Wenn wir von Digitalisierung in der Schule reden, dann geht es auch genau um diese beiden Bereiche: wir müssen unsere Schülerinnen und Schüler technisch fit machen für die Herausforderungen, die in Zukunft auf sie zukommen werden. Dabei muss uns bewusst sein, dass wir erst am Anfang einer Entwicklung stehen, die wir im Moment noch gar nicht abschätzen können. Aber wir müssen im Zusammenhang mit Digitalisierung auch das Bildungssystem den gesellschaftlichen Veränderungen und den veränderten Rollen anpassen: wenn das Internet Information für alle zugänglich macht, verschwinden Wissensmonopole. Das betrifft auch die Schule. Lernen geschieht heute zu einem großen Teil über Google, YouTube und Soziale Medien. Übrigens ist YouTube in einer weltweiten Umfrage über die 200 besten Tools zum Lernen die Nummer 1. Die Rolle der Lehrpersonen verändert sich damit. Die Beteiligung aller verflacht Hierarchien, übrigens nicht nur in der Schule.

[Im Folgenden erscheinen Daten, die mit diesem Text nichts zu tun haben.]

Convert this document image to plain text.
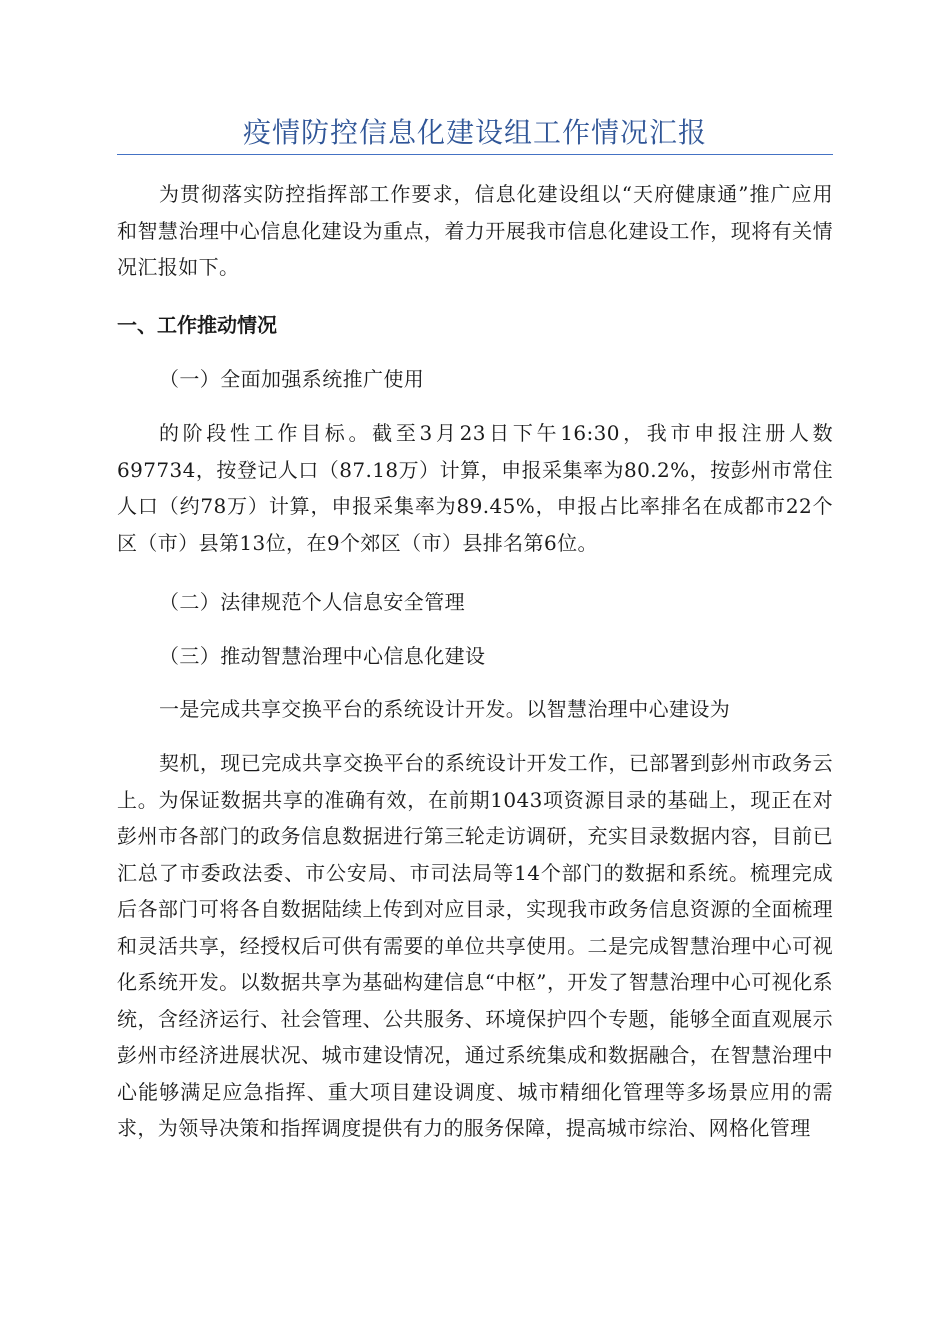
疫情防控信息化建设组工作情况汇报

为贯彻落实防控指挥部工作要求，信息化建设组以“天府健康通”推广应用和智慧治理中心信息化建设为重点，着力开展我市信息化建设工作，现将有关情况汇报如下。

一、工作推动情况

（一）全面加强系统推广使用

的阶段性工作目标。截至3月23日下午16:30，我市申报注册人数697734，按登记人口（87.18万）计算，申报采集率为80.2%，按彭州市常住人口（约78万）计算，申报采集率为89.45%，申报占比率排名在成都市22个区（市）县第13位，在9个郊区（市）县排名第6位。

（二）法律规范个人信息安全管理

（三）推动智慧治理中心信息化建设

一是完成共享交换平台的系统设计开发。以智慧治理中心建设为

契机，现已完成共享交换平台的系统设计开发工作，已部署到彭州市政务云上。为保证数据共享的准确有效，在前期1043项资源目录的基础上，现正在对彭州市各部门的政务信息数据进行第三轮走访调研，充实目录数据内容，目前已汇总了市委政法委、市公安局、市司法局等14个部门的数据和系统。梳理完成后各部门可将各自数据陆续上传到对应目录，实现我市政务信息资源的全面梳理和灵活共享，经授权后可供有需要的单位共享使用。二是完成智慧治理中心可视化系统开发。以数据共享为基础构建信息“中枢”，开发了智慧治理中心可视化系统，含经济运行、社会管理、公共服务、环境保护四个专题，能够全面直观展示彭州市经济进展状况、城市建设情况，通过系统集成和数据融合，在智慧治理中心能够满足应急指挥、重大项目建设调度、城市精细化管理等多场景应用的需求，为领导决策和指挥调度提供有力的服务保障，提高城市综治、网格化管理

Die Schule darf nicht zu einer Parallelwelt werden, in der Lernen so geschehen muss, wie es immer schon war, während im „normalen Leben“ sich vieles – zum Beispiel der Umgang mit Medien – grundsätzlich verändert. Digitalisierung und Schulentwicklung gehören zusammen und müssen miteinander gedacht werden. Schulentwicklung hat drei Dimensionen: Unterrichtsentwicklung, Personalentwicklung und Organisationsentwicklung. Im Bereich der Unterrichtsentwicklung haben wir ein verändertes Rollenverständnis von Lehrerenden und Lernenden, wir haben die Möglichkeit im Rahmen des Lernens Informationen von außen zu holen und nach außen zu tragen. Es entsteht dadurch das, was wir als seamless learning bezeichnen, als nahtloses Lernen, das die Grenze zwischen Schule und Außenwelt oder Schulzeit und Freizeit verschwinden lässt. Dazu ist Personalentwicklung – die zweite Dimension der Schulentwicklung – notwendig: zum einen ganz banal als technische Fortbildung, zum anderen müssen Lehrpersonen lernen, Bildung neu zu definieren. Entsprechend dieser neuen Denkweise sind auch bereits neue Fortbildungsformate entstanden: wenn Lehrerinnen und Lehrer an Barcamps teilnehmen, dann sind das Formate, in denen alle Beteiligten zugleich Lernende und Lehrende sind. Diese Entwicklungen haben auch Auswirkungen auf die Organisationsstruktur der Schullandschaft: Hierarchien verflachen, die Kommunikation wird demokratischer und vernetzter.
Digitalisierung darf nicht ohne die Schulentwicklung gedacht werden, und Schulentwicklung nicht losgelöst von Digitalisierung.